Carved into red sandstone cliffs in southwestern Jordan, the lost city of Petra was the capital of an ancient kingdom. Once a thriving center of trade, having lain in ruins for centuries, Petra is now one of the world’s New Seven Wonders.
Each year, the 102-square-mile site typically attracts over a million visitors to what was once the ancient Kingdom of Nabatean. Yet most tourists only catch a glimpse of its majesty.
“We have uncovered just 15 percent of the city,” archaeologist Zeidoun Al-Muheisen of Jordan’s Yarmouk University told National Geographic. “The vast majority—85 percent—is still underground and untouched.”
Visitors to Petra first follow an almost mile-long winding gorge, known as the Siq, decorated with sculptures of gods and animals along the path, into the center of the recovered architecture. Petra’s “treasury,” called Al Khazneh, is the first sight along the journey.
Rising 127 feet high and 82 feet wide, its formidable sandstone columns crowned with capitals resemble the temples of ancient Rome.
The structure’s classification as a treasury is a misnomer, for Al Khazneh is actually a tomb.
Archaeologists have yet to find any paraphernalia within, but many suspect the tomb was built for Nabatean king Aretas IV, who ruled Petra at its height, between 9 B.C. and A.D. 40.

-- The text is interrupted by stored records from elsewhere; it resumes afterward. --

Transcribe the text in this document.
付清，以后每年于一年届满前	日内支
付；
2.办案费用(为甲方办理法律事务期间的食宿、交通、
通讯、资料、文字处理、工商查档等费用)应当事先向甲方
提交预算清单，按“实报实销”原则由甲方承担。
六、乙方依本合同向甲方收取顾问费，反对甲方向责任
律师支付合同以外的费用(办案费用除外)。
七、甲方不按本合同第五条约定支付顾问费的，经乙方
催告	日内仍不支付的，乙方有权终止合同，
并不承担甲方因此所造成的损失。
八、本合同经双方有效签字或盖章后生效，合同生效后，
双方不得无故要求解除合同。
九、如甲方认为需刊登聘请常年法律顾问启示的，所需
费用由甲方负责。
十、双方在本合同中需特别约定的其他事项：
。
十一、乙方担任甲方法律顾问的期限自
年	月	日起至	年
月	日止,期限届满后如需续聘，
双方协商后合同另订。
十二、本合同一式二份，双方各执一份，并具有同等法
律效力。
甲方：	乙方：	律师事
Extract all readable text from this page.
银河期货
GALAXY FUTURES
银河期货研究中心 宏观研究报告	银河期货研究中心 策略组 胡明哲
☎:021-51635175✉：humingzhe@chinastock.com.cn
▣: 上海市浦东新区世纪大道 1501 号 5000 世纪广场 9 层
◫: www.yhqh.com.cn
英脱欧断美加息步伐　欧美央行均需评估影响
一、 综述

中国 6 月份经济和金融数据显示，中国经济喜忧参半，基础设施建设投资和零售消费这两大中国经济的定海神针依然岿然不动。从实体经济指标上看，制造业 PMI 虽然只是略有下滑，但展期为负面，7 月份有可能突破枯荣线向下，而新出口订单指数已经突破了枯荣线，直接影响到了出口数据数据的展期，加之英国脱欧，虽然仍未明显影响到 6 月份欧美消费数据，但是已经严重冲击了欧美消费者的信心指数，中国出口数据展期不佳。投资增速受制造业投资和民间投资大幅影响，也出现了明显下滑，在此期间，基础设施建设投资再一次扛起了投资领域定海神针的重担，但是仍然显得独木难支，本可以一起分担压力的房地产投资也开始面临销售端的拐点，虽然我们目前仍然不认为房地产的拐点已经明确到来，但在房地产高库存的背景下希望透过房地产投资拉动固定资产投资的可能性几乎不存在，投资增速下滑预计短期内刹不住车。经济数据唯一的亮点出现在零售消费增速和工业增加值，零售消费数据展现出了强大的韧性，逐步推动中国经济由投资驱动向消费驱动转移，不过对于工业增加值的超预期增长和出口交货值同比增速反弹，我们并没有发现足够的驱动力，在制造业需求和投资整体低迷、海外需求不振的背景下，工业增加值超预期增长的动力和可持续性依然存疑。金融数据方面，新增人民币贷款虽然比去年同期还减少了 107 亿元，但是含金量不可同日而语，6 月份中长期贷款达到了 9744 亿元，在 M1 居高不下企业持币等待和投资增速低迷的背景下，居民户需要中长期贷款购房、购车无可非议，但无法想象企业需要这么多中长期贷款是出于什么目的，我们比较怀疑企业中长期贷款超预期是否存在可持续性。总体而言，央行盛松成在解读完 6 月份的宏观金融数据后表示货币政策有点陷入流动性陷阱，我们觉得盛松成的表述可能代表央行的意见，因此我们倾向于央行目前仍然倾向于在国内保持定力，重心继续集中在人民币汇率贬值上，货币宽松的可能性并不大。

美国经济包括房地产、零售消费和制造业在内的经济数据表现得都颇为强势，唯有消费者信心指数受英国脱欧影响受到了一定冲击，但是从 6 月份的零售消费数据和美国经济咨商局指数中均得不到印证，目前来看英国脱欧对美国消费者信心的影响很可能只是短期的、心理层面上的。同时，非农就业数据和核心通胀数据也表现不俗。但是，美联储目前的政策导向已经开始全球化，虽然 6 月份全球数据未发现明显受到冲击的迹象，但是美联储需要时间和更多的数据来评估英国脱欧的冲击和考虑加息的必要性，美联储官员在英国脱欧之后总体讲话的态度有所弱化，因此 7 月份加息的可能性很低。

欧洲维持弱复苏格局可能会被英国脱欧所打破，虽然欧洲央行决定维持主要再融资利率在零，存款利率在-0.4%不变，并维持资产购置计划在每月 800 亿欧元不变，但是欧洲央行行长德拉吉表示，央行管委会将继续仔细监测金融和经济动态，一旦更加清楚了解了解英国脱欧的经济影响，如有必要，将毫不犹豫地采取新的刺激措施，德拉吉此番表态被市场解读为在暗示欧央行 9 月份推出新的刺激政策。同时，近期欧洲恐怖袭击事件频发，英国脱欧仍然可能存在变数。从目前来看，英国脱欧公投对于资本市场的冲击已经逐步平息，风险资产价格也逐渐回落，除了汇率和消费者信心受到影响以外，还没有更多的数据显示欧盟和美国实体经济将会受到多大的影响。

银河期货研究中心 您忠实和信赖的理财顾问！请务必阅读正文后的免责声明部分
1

Bedouins of the early 20th century believed that an urn on the second floor of Al Khazneh contained the riches of an Egyptian pharaoh, hence the building’s initial mistaken classification.
The Nabateans, a nomadic tribe, built Petra (originally called Raqmu) in the fourth century B.C. to stabilize a thriving network of trade—in Arabian incense, Chinese silk, and Indian spices. The settlement of 30,000 boasted architectural influences from both the Mediterranean and Arab cultures.
In A.D. 106, the city was occupied by the Romans, who absorbed the Nabateans into their empire and added a Greco-Roman expansion.
After the eighth century, its inhabitants fled, and Petra became “lost” for hundreds of years. Only nomadic shepherds remained, who used Petra’s abandoned structures to shelter their livestock and themselves.
Eventually, Swiss explorer Johann Ludwig Burckhardt rediscovered Petra in 1812 on a journey to Syria—disguised as a Bedouin named Sheikh Ibrahim Ibn Abdallah—becoming the first Westerner ever to view the once-glorious city.
“An excavated mausoleum came in view, the situation and beauty of which are calculated to make an extraordinary impression upon the traveler,” Burckhardt wrote in an account of his travels.
Western explorers flocked to newly discovered Petra to marvel at its beauty and study its architecture.
In December 1993, scrolls written in Greek, dating back to the Byzantine period, were found in an excavated church near Petra’s Winged Lion Temple. Researchers at the American Center of Oriental Research in Amman studying the scrolls hope to shed light on the city’s centuries-long vacancy.
In the meantime, the enormity of the find, and its enigmatic history, have made it a favorite in filmmaking; the city of Petra has played host to movies like “Indiana Jones and the Last Crusade,” “The Mummy Returns,” and “Aladdin.”
In 1985, the city was declared a UNESCO World Heritage site. In 2007, it became one of the New Seven Wonders of the World, captivating audiences to this day.